In contrast to some other carriers, J.B. Hunt has added capacity during this year’s freight downturn. That decision placed the company under additional financial stress, but, according to Field, in a good position to serve customers when a freight recovery comes to fruition.

“We’re carrying extra costs and we have extra equipment we’re not utilizing,” he said. “We took driver wages up a year ago. Those wages are certainly going to stay elevated and yet the market has challenged us with pricing and prices are negative.

“We have stressed the importance of sustaining service through a volume recovery, and that’s where our focus is today,” Field added. “We like our position and feel confident in our rail providers’ ability to handle more volume as a recovery develops.”

Anticipating a Turnabout

A turnaround in J.B. Hunt’s intermodal financial performance will be driven by increases in volumes, not prices, Field predicted. “Price will always improve our margin faster than volume will,” but volumes are more likely to increase faster than prices, he said. “I don’t anticipate any sort of pricing market in the near term that’s going to help with our margin as quickly as we might see an opportunity to grow our volume.”

The company’s decision to grow its container fleet by 150,000 over the next two to four years was made, according to Field, “with the mindset of growing our volume at a correct return, and that will continue to be our focus. We are in the best position to commit more intermodal capacity to our customers, which should present meaningful opportunities to unlock value in our network for the benefit of our stakeholders.”

For what it’s worth, Wall Street appears to concur with that assessment. During the week after the company reported its poor second-quarter results, which was worse than what the analysts were predicting, share prices increased by 5%, and then took off from there.

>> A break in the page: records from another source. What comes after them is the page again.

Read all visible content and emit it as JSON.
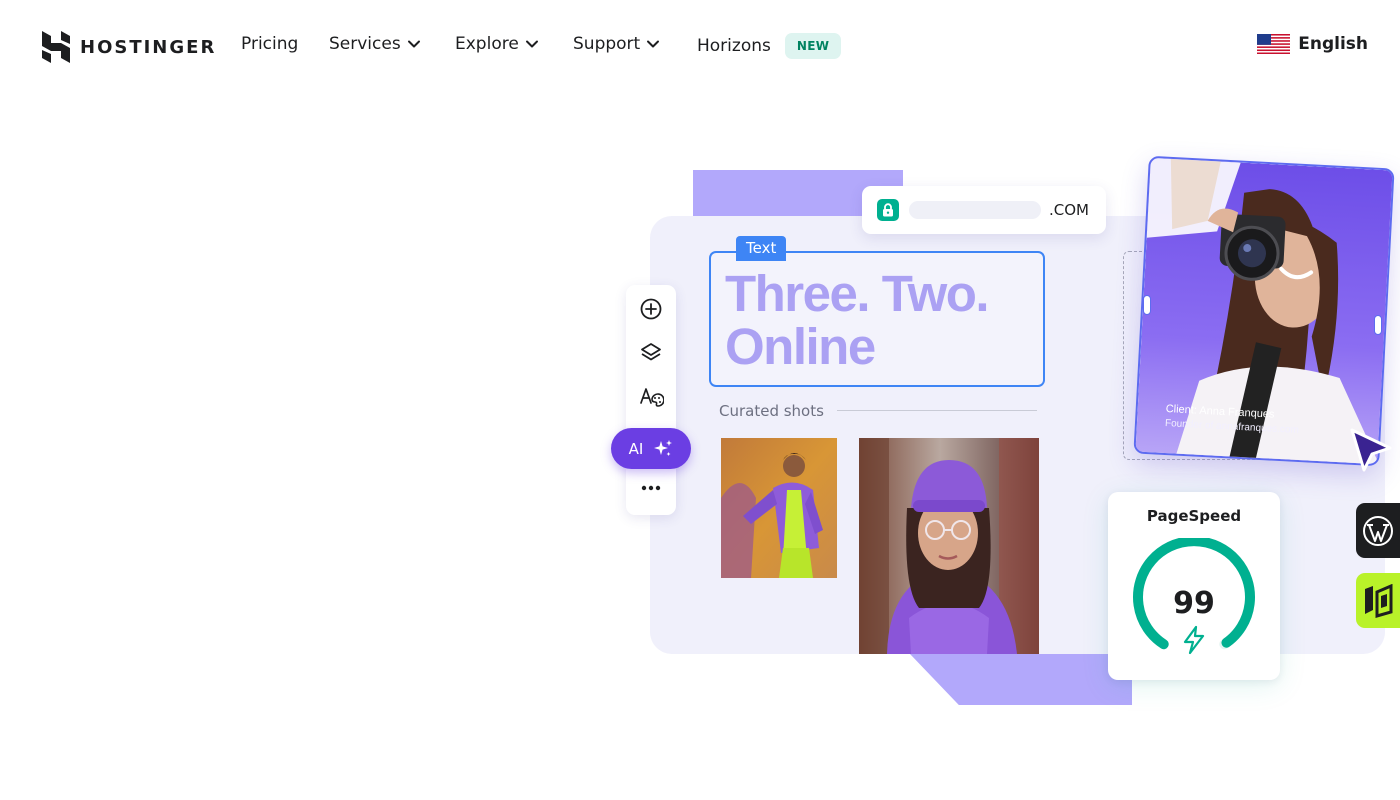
{
  "nav": {
    "brand": "HOSTINGER",
    "pricing": "Pricing",
    "services": "Services",
    "explore": "Explore",
    "support": "Support",
    "horizons": "Horizons",
    "horizons_badge": "NEW",
    "language": "English"
  },
  "hero": {
    "url_tld": ".COM",
    "text_tag": "Text",
    "headline_line1": "Three. Two.",
    "headline_line2": "Online",
    "curated_label": "Curated shots",
    "ai_label": "AI",
    "portrait_client": "Client: Anna Franques",
    "portrait_founder": "Founder of annafranques.com",
    "pagespeed_title": "PageSpeed",
    "pagespeed_score": "99",
    "pagespeed_fraction": 0.99
  },
  "icons": {
    "logo": "hostinger-logo-icon",
    "chevron": "chevron-down-icon",
    "flag": "us-flag-icon",
    "lock": "lock-icon",
    "add": "plus-circle-icon",
    "layers": "layers-icon",
    "typography": "typography-palette-icon",
    "sparkle": "sparkle-icon",
    "more": "more-horizontal-icon",
    "cursor": "cursor-pointer-icon",
    "bolt": "lightning-bolt-icon",
    "wordpress": "wordpress-icon",
    "builder": "website-builder-icon"
  },
  "colors": {
    "brand_purple": "#673de6",
    "accent_lilac": "#b2a8fb",
    "headline": "#aba1f3",
    "selection_blue": "#3e85f5",
    "success_green": "#00b090",
    "badge_bg": "#def4f0",
    "badge_text": "#008361",
    "lime": "#b9f229"
  }
}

“J.B. Hunt had a rough quarter,” said one analyst report, “but the outlook for rebound is healthy. Business is down compared to last year but stabilizing well above the 2019 levels.”

The price of J.B. Hunt stock faltered immediately after the second-quarter results were announced, “but bulls bought the dip and drove it higher,” said the analyst report. Four analysts revised their price targets for the stock within a day after the second-quarter announcement, all of them higher. According to Marketbeat.com, “The consensus rating is a Moderate Buy which has held steady over the past year.”

The company is well positioned for “when business begins to pick up, which could come soon,” the analyst report concluded. “The odds of a recession in 2023 have been significantly reduced, which may lead to reinvigorated economic activity as the second half wears on.”